Но не надо забывать, во-первых, что такого рода аполитичность является законной церковной позицией, а, во-вторых, что речь идет именно о мистике, то есть человеке, который мир, общество и себя в нем всегда воспринимает на более глубоком уровне, чем уровень собственно политический. И, поэтому, скажем, на августовские события 1991 года Антоний реагировал с воодушевлением, но при этом воспринял их прежде всего в перспективе возможного духовного преображения России, сразу обратив внимание на опасности, которые несет с собой открывшаяся свобода.
Во взглядах и позициях Антония многое объясняет другая важнейшая характеристика: он — человек диаспоры. Конечно, первый период его жизни, “французский” (до переезда в Англию в качестве священника в 1949 году), можно назвать эмигрантским, потому что он вырос и жил в среде русских эмигрантов, рядом с людьми старшего поколения. Но в Англии, где не было такой большой эмигрантской общины, как во Франции, особенно в 60-е годы и позднее, он все больше имеет дело с британцами, одновременно все активнее участвуя в общехристианской жизни, выступая в разных странах на разных языках. И то, что с “советской” стороны воспринималось как эмигрантское, в действительности было уже диаспоральным.
Это особое состояние, особая идентичность. Оставаясь русским (и русским православным), Антоний активно участвует в “местной” жизни, и в то же время он открыт всем, с кем его сводит судьба, — открыт именно в духовном и церковном отношении. Поэтому можно сказать, что он одновременно и “националист”, и “космополит”. “Националист” по культуре, по страстной любви к России и переживании за нее, по внутреннему участию в ее исторической трагедии, по верности русскому языку (несмотря на некоторые именно эмигрантские особенности, его русский язык лишен архаизма и ограниченности, характерной для всякой субкультуры; он удивительно живой, свободный, индивидуально окрашенный). И вместе с тем Антоний — “космополит”: во-первых, как любой человек диаспоры, не замыкающийся в своей общине, а, во-вторых, как человек Церкви — понятой как Церковь Вселенская. Так, в чине одной древней греческой литургии (литургии “Апостольских постановлений”, которая в настоящее время не совершается) христиане называются буквально “космополитами”, то есть “гражданами мира”.
Отсюда и другая характерная черта Антония: будучи подчеркнуто, выраженно православным, более того — русским православным, он абсолютно чужд конфессионализма. И здесь нет парадокса. Потому что конфессионализм — это политическая религиозность, он восходит к эпохе Реформации, когда в Европе получает распространение правило “чья власть, того и вера”. Это ситуация, когда какая-то церковь определяет себя по отношению к другим конфессиональным “телам” — и таким образом ищет защиты и самоутверждения. Но в диаспоре православие не может претендовать на “тело”, а только на особенность своей традиции. Православие там не политично. Оно не может утверждаться с помощью и за счет политической власти и вынуждено опираться только “на свои силы”, то есть на верность своих приверженцев восточно-христианскому пониманию Церкви.

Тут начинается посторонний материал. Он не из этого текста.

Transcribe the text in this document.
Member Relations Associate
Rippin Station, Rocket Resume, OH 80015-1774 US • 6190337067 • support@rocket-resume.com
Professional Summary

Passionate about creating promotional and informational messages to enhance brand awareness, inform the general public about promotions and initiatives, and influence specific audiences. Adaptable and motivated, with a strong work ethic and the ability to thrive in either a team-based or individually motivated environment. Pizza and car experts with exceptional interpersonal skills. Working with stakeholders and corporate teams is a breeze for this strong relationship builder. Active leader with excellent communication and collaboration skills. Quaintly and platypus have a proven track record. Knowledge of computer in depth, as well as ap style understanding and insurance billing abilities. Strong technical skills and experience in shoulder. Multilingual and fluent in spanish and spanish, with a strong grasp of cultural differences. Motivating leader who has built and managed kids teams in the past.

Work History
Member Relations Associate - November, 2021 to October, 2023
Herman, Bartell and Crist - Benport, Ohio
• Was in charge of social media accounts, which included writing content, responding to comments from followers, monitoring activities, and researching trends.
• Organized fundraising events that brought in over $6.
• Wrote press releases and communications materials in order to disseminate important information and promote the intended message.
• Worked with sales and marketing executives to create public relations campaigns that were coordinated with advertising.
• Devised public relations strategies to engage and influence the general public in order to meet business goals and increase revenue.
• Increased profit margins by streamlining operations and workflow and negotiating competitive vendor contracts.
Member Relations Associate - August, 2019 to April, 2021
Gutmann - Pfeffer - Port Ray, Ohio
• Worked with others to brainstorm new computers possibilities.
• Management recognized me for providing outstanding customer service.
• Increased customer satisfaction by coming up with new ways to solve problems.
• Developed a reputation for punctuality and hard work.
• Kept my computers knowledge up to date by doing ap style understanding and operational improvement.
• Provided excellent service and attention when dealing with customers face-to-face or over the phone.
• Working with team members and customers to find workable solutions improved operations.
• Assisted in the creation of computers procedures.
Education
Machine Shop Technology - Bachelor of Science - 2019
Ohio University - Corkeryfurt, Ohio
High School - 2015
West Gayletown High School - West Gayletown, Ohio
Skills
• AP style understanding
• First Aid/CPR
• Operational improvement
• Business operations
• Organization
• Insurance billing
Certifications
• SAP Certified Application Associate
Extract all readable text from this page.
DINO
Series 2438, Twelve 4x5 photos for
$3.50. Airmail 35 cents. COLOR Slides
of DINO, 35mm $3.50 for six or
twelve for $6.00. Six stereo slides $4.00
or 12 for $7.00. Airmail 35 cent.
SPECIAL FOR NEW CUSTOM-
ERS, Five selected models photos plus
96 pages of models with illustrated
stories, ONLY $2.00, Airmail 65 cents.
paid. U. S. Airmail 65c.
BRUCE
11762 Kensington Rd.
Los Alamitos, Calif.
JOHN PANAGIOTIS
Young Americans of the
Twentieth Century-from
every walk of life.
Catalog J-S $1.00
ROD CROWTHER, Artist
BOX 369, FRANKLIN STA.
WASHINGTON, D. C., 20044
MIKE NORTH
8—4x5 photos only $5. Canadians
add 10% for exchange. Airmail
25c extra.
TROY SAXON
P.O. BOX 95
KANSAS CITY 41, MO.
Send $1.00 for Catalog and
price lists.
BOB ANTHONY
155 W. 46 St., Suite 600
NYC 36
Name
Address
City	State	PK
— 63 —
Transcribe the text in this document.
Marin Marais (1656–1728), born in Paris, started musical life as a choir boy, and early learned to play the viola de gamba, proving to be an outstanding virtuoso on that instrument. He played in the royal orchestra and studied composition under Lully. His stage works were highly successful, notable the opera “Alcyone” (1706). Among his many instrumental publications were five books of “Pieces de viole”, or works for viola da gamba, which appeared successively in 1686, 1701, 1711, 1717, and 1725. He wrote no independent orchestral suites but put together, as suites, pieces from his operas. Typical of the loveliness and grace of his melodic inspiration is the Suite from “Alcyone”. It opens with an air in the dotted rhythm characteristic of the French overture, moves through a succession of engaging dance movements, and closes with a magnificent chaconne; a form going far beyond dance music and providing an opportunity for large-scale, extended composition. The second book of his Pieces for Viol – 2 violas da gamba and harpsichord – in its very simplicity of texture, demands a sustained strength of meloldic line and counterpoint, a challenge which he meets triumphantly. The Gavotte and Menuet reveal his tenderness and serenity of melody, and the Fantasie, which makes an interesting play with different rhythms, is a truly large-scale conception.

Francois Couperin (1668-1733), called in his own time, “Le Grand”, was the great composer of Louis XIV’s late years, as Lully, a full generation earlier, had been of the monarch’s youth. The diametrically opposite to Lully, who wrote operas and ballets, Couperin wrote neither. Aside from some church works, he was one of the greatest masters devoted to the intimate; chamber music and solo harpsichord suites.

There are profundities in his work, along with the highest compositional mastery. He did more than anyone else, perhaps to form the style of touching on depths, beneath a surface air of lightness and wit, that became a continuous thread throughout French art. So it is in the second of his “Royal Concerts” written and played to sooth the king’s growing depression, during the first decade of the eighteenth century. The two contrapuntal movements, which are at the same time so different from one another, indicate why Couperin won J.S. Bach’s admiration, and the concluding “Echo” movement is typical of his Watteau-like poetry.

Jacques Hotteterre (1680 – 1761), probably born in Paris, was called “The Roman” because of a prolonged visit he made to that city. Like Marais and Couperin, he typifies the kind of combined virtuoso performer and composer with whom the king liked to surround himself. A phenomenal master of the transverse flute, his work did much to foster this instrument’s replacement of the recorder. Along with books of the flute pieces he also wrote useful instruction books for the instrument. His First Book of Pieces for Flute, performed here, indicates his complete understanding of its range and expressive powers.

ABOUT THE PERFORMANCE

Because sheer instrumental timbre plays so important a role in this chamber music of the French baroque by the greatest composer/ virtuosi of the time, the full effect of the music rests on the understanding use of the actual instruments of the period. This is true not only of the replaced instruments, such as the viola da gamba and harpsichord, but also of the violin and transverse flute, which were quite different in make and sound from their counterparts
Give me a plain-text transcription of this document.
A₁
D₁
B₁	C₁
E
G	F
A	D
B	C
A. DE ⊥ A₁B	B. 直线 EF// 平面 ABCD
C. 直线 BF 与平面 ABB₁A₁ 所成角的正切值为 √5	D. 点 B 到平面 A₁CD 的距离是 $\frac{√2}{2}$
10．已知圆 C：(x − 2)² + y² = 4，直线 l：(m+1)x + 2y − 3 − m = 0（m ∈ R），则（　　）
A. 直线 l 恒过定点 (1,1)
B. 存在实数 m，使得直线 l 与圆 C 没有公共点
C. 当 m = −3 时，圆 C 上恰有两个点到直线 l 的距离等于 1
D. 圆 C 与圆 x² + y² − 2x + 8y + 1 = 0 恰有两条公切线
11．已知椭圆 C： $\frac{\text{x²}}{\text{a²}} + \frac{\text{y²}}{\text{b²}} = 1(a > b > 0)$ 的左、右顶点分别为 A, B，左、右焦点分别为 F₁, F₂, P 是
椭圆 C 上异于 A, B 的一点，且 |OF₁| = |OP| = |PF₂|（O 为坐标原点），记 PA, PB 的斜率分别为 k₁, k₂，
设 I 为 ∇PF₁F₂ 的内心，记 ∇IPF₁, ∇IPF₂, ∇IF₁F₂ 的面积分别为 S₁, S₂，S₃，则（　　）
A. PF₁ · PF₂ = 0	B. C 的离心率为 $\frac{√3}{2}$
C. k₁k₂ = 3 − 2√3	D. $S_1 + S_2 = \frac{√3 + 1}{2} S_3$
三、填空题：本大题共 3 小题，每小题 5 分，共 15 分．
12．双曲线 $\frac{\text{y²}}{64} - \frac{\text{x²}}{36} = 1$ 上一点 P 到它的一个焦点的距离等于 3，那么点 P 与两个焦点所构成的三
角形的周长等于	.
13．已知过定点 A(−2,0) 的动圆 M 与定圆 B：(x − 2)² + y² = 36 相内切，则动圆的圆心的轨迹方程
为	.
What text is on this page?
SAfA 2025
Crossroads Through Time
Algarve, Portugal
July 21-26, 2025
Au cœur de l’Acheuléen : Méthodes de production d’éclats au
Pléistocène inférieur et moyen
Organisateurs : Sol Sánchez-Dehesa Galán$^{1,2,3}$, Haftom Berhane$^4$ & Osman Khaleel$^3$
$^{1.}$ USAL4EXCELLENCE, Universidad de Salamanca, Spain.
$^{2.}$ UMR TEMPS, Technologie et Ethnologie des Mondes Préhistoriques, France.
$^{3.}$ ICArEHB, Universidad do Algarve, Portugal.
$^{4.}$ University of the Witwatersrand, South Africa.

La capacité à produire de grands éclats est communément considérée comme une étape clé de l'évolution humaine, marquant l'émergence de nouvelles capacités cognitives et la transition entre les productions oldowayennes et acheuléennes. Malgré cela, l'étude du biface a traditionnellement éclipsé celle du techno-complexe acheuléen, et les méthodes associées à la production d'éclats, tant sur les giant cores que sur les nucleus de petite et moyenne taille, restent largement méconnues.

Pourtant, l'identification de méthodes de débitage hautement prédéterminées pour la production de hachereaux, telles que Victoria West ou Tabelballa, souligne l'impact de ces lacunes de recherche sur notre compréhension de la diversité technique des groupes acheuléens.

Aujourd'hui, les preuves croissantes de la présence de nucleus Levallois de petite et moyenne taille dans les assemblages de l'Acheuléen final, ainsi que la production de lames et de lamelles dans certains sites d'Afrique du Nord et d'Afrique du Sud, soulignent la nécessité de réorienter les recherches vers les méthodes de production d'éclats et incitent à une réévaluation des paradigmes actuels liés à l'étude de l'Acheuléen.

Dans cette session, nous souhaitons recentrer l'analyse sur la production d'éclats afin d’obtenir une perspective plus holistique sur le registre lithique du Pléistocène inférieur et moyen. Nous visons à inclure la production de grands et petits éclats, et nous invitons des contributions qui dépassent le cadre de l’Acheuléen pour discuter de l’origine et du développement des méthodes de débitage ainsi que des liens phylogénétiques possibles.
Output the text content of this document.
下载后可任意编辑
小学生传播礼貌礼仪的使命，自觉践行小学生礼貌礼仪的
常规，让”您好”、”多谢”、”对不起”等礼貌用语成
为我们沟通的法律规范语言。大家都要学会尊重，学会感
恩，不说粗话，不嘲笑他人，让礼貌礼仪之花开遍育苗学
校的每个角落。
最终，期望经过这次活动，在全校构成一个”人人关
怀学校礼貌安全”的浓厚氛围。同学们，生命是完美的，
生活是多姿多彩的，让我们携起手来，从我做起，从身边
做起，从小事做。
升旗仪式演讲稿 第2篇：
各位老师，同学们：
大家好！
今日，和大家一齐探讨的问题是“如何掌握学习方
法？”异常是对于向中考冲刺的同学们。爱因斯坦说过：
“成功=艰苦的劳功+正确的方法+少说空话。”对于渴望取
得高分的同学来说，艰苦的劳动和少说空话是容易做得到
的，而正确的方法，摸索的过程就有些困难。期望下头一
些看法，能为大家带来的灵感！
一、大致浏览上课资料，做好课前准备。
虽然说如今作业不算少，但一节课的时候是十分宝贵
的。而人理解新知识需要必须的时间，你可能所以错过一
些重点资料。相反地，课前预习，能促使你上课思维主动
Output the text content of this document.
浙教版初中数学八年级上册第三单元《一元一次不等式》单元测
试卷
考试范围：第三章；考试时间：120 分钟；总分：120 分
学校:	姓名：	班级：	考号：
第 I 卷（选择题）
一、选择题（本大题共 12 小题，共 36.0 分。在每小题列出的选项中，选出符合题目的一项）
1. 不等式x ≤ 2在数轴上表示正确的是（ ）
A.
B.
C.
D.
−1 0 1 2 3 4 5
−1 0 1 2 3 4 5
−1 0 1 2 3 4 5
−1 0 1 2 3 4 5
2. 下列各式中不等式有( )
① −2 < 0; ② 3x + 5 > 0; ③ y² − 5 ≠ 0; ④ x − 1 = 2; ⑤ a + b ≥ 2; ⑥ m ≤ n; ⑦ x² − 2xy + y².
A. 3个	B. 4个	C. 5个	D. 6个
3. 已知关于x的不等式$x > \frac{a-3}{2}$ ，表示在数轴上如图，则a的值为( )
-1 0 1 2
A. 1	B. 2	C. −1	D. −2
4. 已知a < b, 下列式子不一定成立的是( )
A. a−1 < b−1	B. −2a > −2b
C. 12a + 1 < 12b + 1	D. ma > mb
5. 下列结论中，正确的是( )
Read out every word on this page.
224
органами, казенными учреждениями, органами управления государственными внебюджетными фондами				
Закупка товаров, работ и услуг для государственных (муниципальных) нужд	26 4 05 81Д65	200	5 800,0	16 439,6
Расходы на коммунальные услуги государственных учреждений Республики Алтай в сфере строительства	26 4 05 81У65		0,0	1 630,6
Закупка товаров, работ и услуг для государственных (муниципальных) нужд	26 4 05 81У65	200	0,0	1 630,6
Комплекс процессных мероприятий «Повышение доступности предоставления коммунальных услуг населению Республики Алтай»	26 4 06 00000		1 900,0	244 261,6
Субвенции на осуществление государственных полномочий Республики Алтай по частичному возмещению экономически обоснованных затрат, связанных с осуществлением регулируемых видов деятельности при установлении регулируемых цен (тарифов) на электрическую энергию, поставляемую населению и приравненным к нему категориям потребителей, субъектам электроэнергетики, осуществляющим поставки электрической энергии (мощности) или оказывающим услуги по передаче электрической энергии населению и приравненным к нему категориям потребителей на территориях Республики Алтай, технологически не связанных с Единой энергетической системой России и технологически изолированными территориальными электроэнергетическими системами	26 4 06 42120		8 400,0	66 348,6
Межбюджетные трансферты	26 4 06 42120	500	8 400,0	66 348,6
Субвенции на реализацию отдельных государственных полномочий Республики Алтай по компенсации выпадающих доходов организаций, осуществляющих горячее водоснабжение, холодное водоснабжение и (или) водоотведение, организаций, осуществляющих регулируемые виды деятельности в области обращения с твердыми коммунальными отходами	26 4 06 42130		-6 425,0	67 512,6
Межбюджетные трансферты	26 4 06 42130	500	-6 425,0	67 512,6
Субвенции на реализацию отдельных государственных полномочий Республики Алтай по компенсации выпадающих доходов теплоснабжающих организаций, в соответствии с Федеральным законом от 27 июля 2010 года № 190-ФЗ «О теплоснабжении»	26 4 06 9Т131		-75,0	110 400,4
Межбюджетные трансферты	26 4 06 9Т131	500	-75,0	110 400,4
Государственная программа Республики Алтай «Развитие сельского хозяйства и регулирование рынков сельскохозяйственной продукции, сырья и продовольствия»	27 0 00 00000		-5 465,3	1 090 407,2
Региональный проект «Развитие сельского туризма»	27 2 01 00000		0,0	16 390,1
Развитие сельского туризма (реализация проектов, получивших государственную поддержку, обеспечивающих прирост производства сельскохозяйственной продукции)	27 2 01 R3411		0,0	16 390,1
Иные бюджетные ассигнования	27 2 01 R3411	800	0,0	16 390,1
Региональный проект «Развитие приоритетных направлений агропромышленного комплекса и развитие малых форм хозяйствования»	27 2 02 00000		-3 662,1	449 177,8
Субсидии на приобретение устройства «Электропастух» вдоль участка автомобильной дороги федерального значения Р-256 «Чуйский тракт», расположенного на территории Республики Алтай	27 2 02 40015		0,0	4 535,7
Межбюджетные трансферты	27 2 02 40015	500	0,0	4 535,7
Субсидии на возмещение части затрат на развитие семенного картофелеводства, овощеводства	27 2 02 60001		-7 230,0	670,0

Антоний всегда говорил, что, выступая в инославной среде, у протестантов или католиков, он никогда не проповедовал православие, но — Евангелие, хотя и говорил как православный. Не всем православным на Западе это нравилось. Антоний вспоминал, что когда он собирался отправиться в Америку к протестантам, один известный православный деятель предостерегал его от того, чтобы не “заразиться от инославных”. Но для Антония это было немыслимым: какой же я тогда православный, если боюсь за свою православность?!
В то же время язык не поворачивается назвать митрополита Антония экуменистом — настолько это слово скомпрометировано, почти безнадежно “испорчено” в нашей православной среде, которая по преимуществу является именно конфессионалистской (вплоть до того, что часто и слово христианство не употребляется, а говорят о “религии православия”, в противоположность, например, “религии папства”). Христианский экуменизм XX столетия, конечно, является движением, противоположным конфессионализму. И тот факт, что в него в конце концов включились католики с их подчеркнуто универсалистским представлением о Церкви (есть одна вселенская католическая церковь с единым центром в Риме), говорит о том, что в современном секулярном, постхристианском обществе уже невозможно просто глухо сидеть по конфессиональным квартирам. Более того, и в других великих религиях надо уметь увидеть искреннюю веру и подлинное богопоклонение.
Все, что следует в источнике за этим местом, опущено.